Ich gebe dem ersten Band eine Bewertung von 9/10.

Warum ich bei all den Lobgesängen trotzdem einen Punkt abziehe? Gleich vorweg, es sind nur Kleinigkeiten. Aber Kleinigkeiten, die mich einfach gestört haben. Zum Beispiel die unzähligen Wiederholungen einiger Sätze bei den vielen vielen vielen Dialogen. ‚Er zuckte die Achseln‘, um nur ein Beispiel zu nennen. Da hätte man vieles ein wenig eleganter lösen können. Genauso ging es mir mit dem ständigen Herumgekichere. Die ganze Bande, die Kelsier zusammengetrommelt hat, ist zwar ein fähiger, wenn auch durchaus kindischer Haufen, aber das war mir einfach ein bisschen zu viel.
Die Kindle-Ausgabe des Buches strotzt vor Tippfehlern und da ich das Buch in meinem Wahn laut vorgelesen habe, bin ich öfter deswegen ins Straucheln gekommen. Manche Fehler wiegen so schwer, dass sie wirklich unfreiwillig komisch werden…
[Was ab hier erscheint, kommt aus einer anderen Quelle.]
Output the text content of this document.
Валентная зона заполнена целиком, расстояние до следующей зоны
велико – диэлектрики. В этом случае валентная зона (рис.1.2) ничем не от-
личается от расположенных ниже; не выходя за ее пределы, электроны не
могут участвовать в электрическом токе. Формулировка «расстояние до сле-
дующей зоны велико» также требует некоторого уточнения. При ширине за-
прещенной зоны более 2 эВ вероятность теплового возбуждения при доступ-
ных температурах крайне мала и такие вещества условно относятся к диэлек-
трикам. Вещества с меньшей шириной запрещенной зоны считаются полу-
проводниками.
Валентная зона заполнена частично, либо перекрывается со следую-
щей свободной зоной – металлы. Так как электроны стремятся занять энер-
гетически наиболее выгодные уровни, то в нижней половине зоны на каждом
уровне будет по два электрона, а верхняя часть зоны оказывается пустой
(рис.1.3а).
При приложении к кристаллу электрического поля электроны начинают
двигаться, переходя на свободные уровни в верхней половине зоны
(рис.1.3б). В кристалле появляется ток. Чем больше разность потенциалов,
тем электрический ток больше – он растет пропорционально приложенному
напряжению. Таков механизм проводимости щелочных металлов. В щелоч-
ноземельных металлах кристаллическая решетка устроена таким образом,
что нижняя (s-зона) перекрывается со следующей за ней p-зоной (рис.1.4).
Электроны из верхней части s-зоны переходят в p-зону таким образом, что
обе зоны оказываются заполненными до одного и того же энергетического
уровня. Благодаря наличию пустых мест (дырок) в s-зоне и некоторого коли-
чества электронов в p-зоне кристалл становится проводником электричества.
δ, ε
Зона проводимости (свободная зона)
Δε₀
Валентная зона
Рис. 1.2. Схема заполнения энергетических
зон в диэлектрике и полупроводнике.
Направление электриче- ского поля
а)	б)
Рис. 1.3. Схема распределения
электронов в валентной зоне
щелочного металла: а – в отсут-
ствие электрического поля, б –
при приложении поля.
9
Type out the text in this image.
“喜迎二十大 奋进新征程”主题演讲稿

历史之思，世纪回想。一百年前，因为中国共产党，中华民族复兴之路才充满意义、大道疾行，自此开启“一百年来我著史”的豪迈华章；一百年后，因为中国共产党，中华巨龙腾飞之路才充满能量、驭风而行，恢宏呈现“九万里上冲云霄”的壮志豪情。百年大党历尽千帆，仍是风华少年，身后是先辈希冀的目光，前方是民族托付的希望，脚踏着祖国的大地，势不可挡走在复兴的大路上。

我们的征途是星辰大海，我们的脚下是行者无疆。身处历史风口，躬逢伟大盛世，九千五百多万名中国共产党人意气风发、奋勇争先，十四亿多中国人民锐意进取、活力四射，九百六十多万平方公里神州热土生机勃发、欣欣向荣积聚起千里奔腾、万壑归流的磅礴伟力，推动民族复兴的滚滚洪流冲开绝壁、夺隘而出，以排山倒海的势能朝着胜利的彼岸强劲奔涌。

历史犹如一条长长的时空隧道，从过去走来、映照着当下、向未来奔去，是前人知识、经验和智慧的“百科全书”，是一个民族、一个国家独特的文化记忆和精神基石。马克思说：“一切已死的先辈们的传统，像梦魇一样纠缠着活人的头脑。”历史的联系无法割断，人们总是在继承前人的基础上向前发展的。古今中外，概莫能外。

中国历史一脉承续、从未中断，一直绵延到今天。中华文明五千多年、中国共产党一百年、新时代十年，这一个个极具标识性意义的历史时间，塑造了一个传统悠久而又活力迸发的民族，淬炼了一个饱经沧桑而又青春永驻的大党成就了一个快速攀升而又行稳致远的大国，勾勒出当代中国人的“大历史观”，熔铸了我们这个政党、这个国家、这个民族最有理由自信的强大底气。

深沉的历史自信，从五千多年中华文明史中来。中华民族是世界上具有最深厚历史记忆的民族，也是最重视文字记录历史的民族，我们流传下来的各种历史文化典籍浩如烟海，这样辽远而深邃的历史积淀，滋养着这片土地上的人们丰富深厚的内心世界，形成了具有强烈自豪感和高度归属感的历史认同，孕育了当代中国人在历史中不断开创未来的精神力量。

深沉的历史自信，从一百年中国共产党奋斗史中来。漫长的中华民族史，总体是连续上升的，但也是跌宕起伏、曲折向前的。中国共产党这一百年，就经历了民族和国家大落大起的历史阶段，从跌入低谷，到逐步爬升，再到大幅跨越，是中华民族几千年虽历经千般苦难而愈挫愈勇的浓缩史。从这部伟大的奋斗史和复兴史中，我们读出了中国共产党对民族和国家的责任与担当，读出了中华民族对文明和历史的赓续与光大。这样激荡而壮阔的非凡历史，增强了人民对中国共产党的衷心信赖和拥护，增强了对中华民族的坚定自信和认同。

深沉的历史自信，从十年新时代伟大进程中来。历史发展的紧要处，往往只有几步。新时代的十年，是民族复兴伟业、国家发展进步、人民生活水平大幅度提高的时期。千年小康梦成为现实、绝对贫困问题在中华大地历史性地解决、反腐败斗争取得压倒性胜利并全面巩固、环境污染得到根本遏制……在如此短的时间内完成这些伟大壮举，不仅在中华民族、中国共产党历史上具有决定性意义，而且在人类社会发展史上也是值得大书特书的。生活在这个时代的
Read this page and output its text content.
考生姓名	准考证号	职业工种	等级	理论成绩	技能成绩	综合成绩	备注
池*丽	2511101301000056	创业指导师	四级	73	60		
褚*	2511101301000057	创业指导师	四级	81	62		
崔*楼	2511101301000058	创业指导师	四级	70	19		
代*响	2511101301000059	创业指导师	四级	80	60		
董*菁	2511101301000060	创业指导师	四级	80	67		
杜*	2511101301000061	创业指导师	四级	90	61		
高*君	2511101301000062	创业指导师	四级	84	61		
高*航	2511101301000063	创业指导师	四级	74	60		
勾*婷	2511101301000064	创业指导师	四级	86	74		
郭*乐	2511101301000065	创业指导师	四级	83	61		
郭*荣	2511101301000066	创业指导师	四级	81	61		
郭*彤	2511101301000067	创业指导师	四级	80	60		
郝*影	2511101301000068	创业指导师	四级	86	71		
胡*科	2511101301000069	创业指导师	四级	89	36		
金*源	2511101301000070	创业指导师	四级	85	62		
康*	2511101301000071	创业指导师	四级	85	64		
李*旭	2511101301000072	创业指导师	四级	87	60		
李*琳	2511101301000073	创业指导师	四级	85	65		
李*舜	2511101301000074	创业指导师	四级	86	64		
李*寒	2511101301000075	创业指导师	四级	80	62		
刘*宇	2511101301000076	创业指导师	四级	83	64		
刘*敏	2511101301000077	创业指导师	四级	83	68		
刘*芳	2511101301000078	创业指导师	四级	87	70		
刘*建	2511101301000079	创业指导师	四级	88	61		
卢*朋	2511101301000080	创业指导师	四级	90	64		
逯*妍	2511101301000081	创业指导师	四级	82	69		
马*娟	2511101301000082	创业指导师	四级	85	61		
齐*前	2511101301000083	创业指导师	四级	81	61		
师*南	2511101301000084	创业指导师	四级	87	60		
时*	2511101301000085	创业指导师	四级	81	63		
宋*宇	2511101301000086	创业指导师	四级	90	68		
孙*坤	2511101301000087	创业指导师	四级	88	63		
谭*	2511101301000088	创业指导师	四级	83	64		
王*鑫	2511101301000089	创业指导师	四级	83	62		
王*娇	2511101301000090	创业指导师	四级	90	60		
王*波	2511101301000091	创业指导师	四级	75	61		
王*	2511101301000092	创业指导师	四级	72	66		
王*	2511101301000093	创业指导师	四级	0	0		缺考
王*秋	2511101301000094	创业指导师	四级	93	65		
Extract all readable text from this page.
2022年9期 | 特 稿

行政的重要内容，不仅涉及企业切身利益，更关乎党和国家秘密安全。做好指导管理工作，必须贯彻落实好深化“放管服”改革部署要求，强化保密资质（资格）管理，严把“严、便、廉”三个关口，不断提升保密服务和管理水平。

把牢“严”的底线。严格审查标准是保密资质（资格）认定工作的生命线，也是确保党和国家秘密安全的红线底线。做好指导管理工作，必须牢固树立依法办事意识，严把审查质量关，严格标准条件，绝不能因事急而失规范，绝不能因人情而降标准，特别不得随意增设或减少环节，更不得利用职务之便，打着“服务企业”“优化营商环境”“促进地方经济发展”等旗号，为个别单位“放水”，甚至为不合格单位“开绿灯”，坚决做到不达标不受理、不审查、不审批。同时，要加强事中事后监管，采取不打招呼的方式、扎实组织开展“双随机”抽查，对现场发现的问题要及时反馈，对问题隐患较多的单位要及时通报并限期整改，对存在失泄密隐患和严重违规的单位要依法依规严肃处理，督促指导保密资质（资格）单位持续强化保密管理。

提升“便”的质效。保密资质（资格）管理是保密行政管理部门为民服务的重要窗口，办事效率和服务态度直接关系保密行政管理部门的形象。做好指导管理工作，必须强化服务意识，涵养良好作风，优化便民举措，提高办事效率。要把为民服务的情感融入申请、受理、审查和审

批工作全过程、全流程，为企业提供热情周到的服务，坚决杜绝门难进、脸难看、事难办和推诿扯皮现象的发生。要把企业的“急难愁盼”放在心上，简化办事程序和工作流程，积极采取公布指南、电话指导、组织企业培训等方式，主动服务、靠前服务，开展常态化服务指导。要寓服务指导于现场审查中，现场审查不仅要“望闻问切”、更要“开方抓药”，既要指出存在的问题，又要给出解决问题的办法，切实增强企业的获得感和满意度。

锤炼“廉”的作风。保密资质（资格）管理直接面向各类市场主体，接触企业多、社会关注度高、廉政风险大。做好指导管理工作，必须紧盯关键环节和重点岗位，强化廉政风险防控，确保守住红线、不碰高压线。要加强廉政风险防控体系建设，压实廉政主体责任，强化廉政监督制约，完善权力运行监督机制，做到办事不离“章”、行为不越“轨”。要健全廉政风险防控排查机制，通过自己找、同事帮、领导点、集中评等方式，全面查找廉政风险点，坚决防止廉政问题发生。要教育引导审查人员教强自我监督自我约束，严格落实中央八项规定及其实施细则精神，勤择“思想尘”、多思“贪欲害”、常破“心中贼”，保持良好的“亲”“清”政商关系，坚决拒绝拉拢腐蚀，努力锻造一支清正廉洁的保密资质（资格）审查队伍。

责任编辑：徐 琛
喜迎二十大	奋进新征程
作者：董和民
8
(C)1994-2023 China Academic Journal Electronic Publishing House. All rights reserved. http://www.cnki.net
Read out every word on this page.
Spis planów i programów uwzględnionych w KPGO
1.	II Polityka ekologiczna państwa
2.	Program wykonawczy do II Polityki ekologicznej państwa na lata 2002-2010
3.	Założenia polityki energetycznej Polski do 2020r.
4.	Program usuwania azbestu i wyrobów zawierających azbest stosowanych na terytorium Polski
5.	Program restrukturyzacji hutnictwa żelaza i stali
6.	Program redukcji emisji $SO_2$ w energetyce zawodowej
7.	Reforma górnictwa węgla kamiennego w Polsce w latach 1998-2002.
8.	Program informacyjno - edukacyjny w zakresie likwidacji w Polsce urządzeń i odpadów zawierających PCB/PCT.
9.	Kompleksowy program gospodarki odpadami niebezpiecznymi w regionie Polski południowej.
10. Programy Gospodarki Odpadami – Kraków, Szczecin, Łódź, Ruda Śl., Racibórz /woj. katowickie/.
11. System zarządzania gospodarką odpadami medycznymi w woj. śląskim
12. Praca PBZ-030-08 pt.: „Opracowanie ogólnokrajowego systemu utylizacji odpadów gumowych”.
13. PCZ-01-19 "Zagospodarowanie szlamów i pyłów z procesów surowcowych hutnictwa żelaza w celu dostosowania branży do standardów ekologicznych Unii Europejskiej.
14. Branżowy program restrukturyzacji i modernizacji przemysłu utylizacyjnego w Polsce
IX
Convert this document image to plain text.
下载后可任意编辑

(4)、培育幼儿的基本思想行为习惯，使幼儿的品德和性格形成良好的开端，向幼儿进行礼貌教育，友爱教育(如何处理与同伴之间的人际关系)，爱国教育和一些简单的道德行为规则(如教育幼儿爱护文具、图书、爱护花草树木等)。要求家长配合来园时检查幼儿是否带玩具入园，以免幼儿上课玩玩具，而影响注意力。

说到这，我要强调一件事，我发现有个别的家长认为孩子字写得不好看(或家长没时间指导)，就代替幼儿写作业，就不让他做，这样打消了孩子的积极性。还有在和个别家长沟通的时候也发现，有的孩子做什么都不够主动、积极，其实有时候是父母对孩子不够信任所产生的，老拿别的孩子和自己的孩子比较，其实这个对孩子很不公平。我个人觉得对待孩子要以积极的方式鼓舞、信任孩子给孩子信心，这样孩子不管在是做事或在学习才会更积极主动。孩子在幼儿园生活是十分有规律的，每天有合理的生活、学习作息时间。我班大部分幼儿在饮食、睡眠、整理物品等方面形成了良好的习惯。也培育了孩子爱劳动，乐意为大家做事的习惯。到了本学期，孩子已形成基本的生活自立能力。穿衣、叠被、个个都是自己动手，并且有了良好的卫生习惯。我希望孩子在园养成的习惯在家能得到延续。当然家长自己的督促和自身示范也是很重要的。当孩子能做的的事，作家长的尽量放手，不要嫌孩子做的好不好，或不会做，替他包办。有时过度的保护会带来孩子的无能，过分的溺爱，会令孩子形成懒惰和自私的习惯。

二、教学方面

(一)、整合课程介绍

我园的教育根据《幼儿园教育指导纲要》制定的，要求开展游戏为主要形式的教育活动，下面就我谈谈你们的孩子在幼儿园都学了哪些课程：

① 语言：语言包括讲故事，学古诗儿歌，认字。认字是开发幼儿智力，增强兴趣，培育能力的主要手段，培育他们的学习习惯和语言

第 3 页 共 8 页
Die Prophezeiungen von Terris. Mehr muss ich dazu gar nicht sagen. Hat zwar für ein lang anhaltendes Lachen gesorgt, die Dramatik aber effektiv zerstört.

Manche Rezensionen gehen soweit, zu sagen, dass das Buch nicht für Erwachsene zu empfehlen ist, aber der Meinung schließe ich mich absolut nicht an. 

Ja, ich finde auch, dass die Charaktere hier und da ein wenig zu naiv sind, insbesondere während den Dialogen, aber mehr als einen Punkt Abzug gibt es dafür nicht. Genauso wie mich die Nebencharaktere – die oft als Kritikpunkt angefügt werden – absolut überzeugt haben. Ich fand es genial, dass so wenig auf sie eingegangen wurde und man trotzdem das Gefühl vermittelt bekommt, sie zu kennen wie alte Freunde. Sanderson hat nicht einfach geschrieben, was für einen Charakter jeder einzelne hat, sondern er hat sie durch Dialoge leben lassen – ich persönlich empfand das als die bessere Herangehensweise. 

Manchen könnte das Buch zu detailliert vorkommen, was die Erklärungen der komplexen Magiesysteme und dem revolutionärem Pläneschmieden in Brainstormingform betrifft, aber ich habe mich gerade deshalb als ‚Teil des Teams‘ gefühlt, weil ich dem beiwohnen durfte, wie wichtige Entscheidungen nicht nur getroffen wurden, sondern wie sie sich entwickelt haben.

Ich kann das Buch allen Fantasyfans nur empfehlen. Ich hatte unheimlich viel Spaß daran, mit Kelsier über die Dächer und durch den Nebel zu fliegen und mit Vin auf den Bällen zu tanzen.

Ich freue mich auf den zweiten Band, auch wenn ich wohl wieder zwei Wochen brauchen werde, um ihn zu lesen.